In India, we were seen as dif­fer­ent the minute we stepped off the air­plane. Hyder­abad hadn’t yet expe­ri­enced the influx of West­ern­ers so many oth­er Indi­an cities had. Sev­en­ty per­cent Mus­lim, the city had want­ed to secede and become part of Pak­istan (look on a map and you’ll see why such a wish was impos­si­ble). We were not only white; we were Jew­ish in a pre­dom­i­nant­ly Mus­lim city. I saw women in burkas and felt even more like an out­sider than I had just being an Amer­i­can in India. 

But no one we met knew what Jew­ish” was. As white peo­ple, we were auto­mat­i­cal­ly cat­e­go­rized as Chris­t­ian. My dri­ver, Venkat, with lim­it­ed edu­ca­tion and Eng­lish skills but end­less enthu­si­asm for learn­ing about West­ern cul­ture, sim­ply could not wrap his head around the fact that Jay and I went to tem­ple to observe our faith. The only tem­ples he knew were Hin­du; the only white peo­ple he knew went to church. 

Dur­ing the hol­i­days, strangers would stop us on the street and shout Hap­py Mer­ry Christ­mas, Sir and Ma’am!” We received dozens of Christ­mas cards and gifts from friends and col­leagues. It was clear our new com­mu­ni­ty want­ed to cel­e­brate with us, but most attempts we made to explain Jew­ish” and Hanukkah” were met with con­fu­sion. We were West­ern, there­fore we must cel­e­brate Christ­mas. End of sto­ry.
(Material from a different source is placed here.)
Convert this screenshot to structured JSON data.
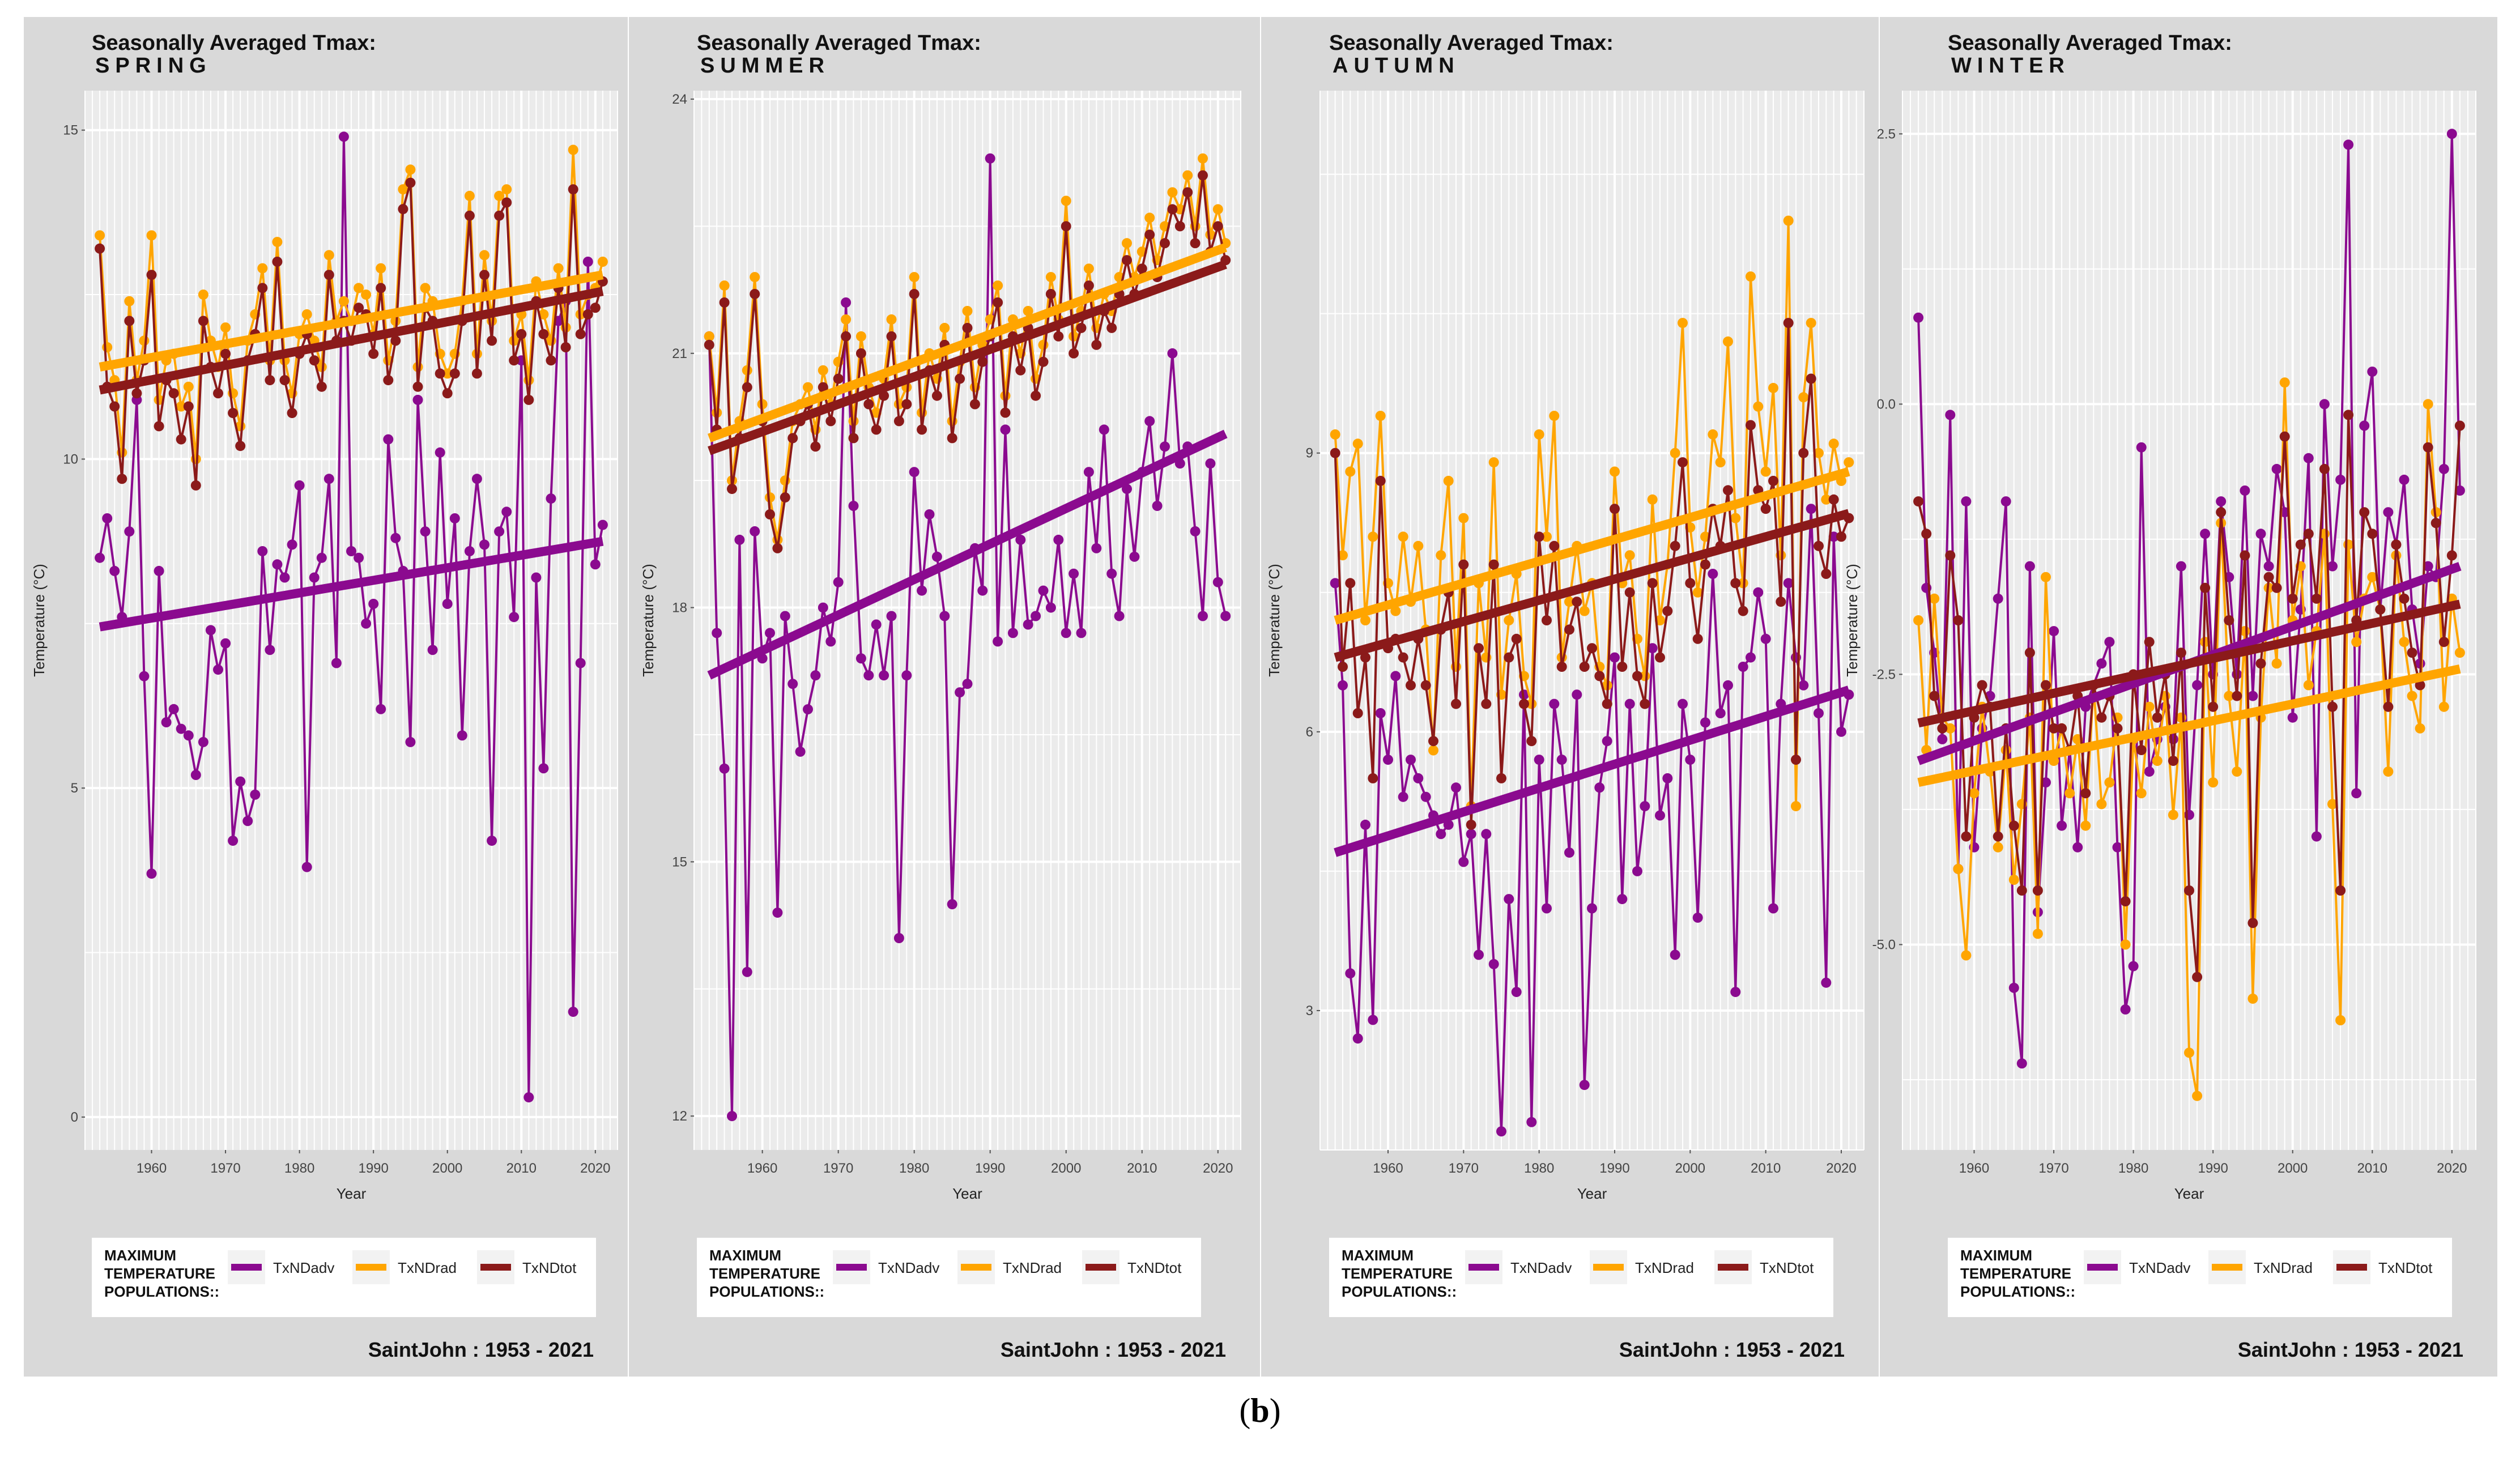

In the end, we stopped try­ing to swim upstream and gra­cious­ly accept­ed our Mer­ry Christ­mas wish­es and bou­quets of daisies dyed red and green.

It wasn’t until we trav­eled to Ker­ala and vis­it­ed the Parade­si Syn­a­gogue in Kochi that I real­ized how deep and intrin­sic Judaism was to my iden­ti­ty — and how much I’d missed feel­ing con­nect­ed to my faith. Locat­ed in Jew Town,” the ortho­dox Parade­si syn­a­gogue is one of only a hand­ful of func­tion­ing syn­a­gogues in all of India and one of the only ones with a minyan. No rab­bi is present, but their ser­vices are led by com­mu­ni­ty elders. 

Set­ting foot in that syn­a­gogue, in the mid­dle of India, I felt home in a way I still can’t quite describe. Even though we were still so firm­ly and obvi­ous­ly in India, a sense of home washed over me like warm, calm­ing rain. I looked at the Hebrew let­ters with eyes that had grown accus­tomed to San­skrit and Hin­di and felt con­nect­ed again to a part of me I’d been ignor­ing since we left the Unit­ed States. Being Jew­ish wasn’t just about what I believed, but an intrin­sic part of who I was.

It was tru­ly amaz­ing how this reli­gion I’d often neglect­ed, had tak­en for grant­ed or passed over in favor of work­ing and play­ing and being young in New York, had sud­den­ly ground­ed me in faith and famil­iar­i­ty right in the mid­dle of a coun­try I’d been strug­gling for months to find my place in. India, so for­eign and beau­ti­ful and con­fus­ing, was also — at least for that moment, in that tiny, ancient white syn­a­gogue in Kerala’s Jew Town — a place that felt like home.